{1241} revision 4 modified: 06-07-2013 00:15 gmt

http://thesis.library.caltech.edu/4671/1/PhDThesisFinalChanglinPang.pdf

  • Notes: Michigan probes suffer from thickness limited to <15um, hence are often not stiff enough to penetrate the pia & arachnoid.
  • Likewise, utach arrays are fabricated through a substrate, so cannot be made longer than 1.5-2mm. Plus, they are connected with 25um gold wires, which is both rigid and requires a fair bit of work. (Perhaps with a wirebond machine?)
  • SiO2 suffers from high internal stress (formed at high temperature) and tends to hydrate over time, both making it a less than ideal insulator for biological applications.
    • Silicon is slowly attacked in saline.
  • Use Cr/Au traces, and Ti/Pt electrode sites on his probes.
    • 2.5um minimum trace width.
  • Importantly, they solve the problem of parylene to silicon interconnect by simply fabricating the wires on parylene -- like ours -- and only use silicon as a structural support.
    • Silicon is roughened via XeF2 for good parylene adhesion.
      • Alas, does not survive a long-term soak -- but maybe this is useful? (page 102)
        • This too can be solved via bringing the parylene in vacuum up to melting temperature to better bond with Si.
  • Metal pads on parylene are destroyed by wedge bonding -- heat and pressure are too high!
  • Their solution is to use conductive epoxy & fan the wires out to omnetics pitch (635um) in what they call parylene-PCB-omnetics connector (PPO).
  • Plated a 5um x 5um electrode with platinum black to reduce the impedance from 1.1M to 9.2k (!!)
    • Problem is that Pt black is fragile, and may be scraped off during insertion -- see figure on page 95.
  • Probe shanks are ~ 170um x 150um, tip spade-type patterned via DRIE.

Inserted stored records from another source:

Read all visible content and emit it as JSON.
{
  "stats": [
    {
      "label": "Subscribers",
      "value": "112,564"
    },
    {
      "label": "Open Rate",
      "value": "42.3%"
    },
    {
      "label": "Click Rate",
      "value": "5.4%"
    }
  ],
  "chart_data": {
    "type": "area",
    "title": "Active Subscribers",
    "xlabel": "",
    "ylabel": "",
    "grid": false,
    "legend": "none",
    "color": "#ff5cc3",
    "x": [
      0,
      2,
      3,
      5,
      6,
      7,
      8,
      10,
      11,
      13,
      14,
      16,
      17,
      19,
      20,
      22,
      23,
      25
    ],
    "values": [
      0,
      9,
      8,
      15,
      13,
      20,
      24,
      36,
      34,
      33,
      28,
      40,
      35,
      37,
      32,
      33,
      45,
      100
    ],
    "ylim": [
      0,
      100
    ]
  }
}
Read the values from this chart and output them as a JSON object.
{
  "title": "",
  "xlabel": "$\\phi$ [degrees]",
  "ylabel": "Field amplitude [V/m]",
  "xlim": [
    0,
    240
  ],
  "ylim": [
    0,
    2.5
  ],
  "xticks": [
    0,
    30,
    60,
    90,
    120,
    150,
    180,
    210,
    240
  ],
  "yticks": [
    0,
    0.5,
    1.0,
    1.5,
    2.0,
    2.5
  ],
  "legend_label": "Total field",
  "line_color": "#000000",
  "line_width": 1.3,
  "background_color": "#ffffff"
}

  • To be able to sustain soaking and lifetime testing, thick parylene layers are needed for the flexible parylene cable. The total parylene thickness of our neural probes is about 13 μm which results in a long etching time. We use photoresist as a mask when etching parylene using RIE O2 plasma etching; the etching rate of parylene and photoresist in RIE is roughly 1:1. Thick photoresist (> 20 μm) with high resolution is needed. AZ 9260 thick-film photoresist is designed for the more-demanding higher-resolution thick-resist requirements. It provides high resolution with superior aspect ratios, as well as wide focus and exposure latitude and good sidewall profiles. A process of two spinning coats using AZ 9260 has been developed to make a high-resolution thick photoresist mask of about 30 μm. Figure 4-11 shows the thick photoresist on the probe tip to guarantee a sharp tip after plasma etching. The photoresist is hard baked in oven at 120 oC for 30 min; the thick photoresist needs to be carefully handled during baking to avoid thermal cracking.
  • Otline electrolysis-based actuators ... interesting but hopefully not needed.